Henry Kim, a teacher at Virgil Middle School, said he saw Chong-Kwan last December to talk about what his son should do over vacation. “He didn’t want his son to waste his time during the vacation,” said Kim. “He was a concerned father.”
The family lived modestly. They didn’t own a car. Instead they took taxis to and from work and to the local Ralphs. Chong-Kwan worked at an indoor swap meet. Duk frequently helped out on the weekends. But things took a turn for the worse two years ago when the father became ill. As his health slowly deteriorated, he had to stop working. His wife became the sole supporter. Months later, he underwent a liver transplant. For some time, he was confined to their apartment, using an oxygen tank to breathe. Neighbors saw him constantly vacuuming. In turn, his wife was always spraying the hallway with disinfectant.
“He was afraid of reinfection,” said Mazzei. Just recently, neighbors said he had been diagnosed with cancer.
It was also rumored that the family had lost their medical insurance.

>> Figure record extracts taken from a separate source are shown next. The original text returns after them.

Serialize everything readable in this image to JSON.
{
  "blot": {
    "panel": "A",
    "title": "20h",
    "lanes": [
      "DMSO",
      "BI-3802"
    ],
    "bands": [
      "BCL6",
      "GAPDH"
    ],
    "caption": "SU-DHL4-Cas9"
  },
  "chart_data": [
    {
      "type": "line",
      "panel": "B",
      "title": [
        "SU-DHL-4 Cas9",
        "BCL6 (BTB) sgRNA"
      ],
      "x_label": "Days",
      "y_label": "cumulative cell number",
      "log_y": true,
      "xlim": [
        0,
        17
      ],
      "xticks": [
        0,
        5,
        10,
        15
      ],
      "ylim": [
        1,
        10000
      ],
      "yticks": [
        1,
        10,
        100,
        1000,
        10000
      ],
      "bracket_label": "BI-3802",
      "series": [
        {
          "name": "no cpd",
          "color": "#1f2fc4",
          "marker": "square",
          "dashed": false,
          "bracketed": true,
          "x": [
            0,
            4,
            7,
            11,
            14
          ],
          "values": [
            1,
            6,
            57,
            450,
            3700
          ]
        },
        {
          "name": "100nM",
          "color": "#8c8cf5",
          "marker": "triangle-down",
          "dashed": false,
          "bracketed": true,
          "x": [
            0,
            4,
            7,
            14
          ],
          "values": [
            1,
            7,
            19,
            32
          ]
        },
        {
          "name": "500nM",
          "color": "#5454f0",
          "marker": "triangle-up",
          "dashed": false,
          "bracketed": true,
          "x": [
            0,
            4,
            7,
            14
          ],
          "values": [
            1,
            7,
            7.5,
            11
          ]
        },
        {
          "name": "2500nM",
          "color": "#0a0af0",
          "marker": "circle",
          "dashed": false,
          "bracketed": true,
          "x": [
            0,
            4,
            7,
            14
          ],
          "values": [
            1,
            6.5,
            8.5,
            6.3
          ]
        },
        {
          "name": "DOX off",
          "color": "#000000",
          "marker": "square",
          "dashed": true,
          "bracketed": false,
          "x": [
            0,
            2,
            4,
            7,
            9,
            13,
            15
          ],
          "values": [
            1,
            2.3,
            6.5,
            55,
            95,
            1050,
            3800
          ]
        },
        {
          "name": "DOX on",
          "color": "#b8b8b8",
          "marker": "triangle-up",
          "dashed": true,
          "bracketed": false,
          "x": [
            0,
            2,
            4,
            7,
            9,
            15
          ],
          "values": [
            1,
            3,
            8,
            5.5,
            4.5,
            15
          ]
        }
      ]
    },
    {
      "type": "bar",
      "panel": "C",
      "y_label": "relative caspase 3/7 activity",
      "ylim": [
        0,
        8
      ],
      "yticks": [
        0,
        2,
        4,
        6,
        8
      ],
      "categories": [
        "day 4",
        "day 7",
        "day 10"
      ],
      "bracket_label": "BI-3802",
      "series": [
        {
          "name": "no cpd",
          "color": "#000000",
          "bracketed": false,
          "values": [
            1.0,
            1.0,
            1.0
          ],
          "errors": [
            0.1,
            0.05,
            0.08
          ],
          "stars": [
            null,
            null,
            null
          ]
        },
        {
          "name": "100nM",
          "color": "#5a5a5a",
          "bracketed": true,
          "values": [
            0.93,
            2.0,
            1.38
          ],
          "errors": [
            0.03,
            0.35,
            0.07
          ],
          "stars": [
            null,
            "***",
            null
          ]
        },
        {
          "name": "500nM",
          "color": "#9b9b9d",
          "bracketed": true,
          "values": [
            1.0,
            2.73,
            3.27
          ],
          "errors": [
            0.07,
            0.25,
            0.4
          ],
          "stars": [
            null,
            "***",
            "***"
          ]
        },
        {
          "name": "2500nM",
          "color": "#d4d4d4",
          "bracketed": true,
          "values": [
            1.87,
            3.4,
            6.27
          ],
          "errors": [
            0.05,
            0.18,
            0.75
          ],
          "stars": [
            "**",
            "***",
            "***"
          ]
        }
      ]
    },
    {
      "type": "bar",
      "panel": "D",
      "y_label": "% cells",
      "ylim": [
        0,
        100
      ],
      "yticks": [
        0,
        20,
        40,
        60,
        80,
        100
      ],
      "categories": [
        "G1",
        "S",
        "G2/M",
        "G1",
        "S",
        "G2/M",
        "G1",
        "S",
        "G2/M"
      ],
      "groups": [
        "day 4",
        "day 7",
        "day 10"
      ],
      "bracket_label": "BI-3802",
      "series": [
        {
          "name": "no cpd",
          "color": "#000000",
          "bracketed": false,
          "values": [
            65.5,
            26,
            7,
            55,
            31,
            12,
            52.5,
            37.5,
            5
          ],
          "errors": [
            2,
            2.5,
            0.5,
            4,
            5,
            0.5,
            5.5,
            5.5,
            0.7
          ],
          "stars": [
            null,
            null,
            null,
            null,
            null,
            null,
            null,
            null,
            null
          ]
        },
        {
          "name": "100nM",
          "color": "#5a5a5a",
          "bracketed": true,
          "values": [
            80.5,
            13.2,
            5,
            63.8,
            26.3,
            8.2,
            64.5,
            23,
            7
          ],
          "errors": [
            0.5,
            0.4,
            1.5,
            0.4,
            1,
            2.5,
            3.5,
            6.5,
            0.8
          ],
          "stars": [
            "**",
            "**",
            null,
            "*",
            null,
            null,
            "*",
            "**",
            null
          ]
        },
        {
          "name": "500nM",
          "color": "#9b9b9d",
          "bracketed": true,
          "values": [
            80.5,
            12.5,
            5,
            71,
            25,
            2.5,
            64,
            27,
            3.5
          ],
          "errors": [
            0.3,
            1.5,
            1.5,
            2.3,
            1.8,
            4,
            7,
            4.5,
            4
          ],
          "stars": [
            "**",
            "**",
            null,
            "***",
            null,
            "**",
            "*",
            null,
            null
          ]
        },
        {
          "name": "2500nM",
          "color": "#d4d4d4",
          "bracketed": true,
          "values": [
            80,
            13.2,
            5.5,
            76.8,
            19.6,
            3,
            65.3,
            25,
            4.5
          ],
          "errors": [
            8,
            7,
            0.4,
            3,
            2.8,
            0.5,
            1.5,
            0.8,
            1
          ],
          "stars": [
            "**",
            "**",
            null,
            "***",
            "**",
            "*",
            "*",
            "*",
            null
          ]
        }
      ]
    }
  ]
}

THE KOREAN-AMERICAN COMMUNITY is struggling to come to terms with the onslaught of violence. Some of the new immigrants put a lot of pressure on themselves to succeed, and those with mental or emotional problems are considered weak. Churches provide some comfort and counseling, but they sometimes lose touch with any members who are in trouble.
“The culture is catered to success,” said David Cha, a youth pastor with the Oriental Mission Church. “A lot of immigrants don’t live with pensions and 401(k) plans. They are very blue-collar. They work in the windows and in the kitchens somewhere. It is their sense of duty or sacrifice. A lot of parents carry the notion that what they are doing is for their kids. When they don’t meet up to expectations there is a sense of downtroddenness and they can’t cope with it. A lot of people don’t know how to deal with it. They are not open to seeking counseling. There is a lot of guilt and shame involved.”
Services that focus on the Korean-American community’s mental-health and domestic-violence issues are few. The Korean American Family Service Center is the only agency that provides a 52-week domestic-violence treatment program in Korean; currently, 65 Korean men are receiving counseling for anger management, stress management and communication skills as part of their probation on domestic-battery convictions.
Chaplain Lee said he plans to organize a town-hall meeting in the next few weeks to talk about the recent deaths and find out what can be done. The family center plans to expand its 24-hour domestic-violence hot line to provide help to those who are suicidal, have gambling debts or anger issues, or are the perpetrators of domestic violence. They also plan to convene a support group two times a month as a follow-up to the center’s domestic-violence treatment program.
“It is really unfortunate and sad,” said Lee. “It is sad that we cannot openly discuss it in the community. It is a wake-up call for the Korean community to deal with this. We have to deal with this issue because it will happen again.”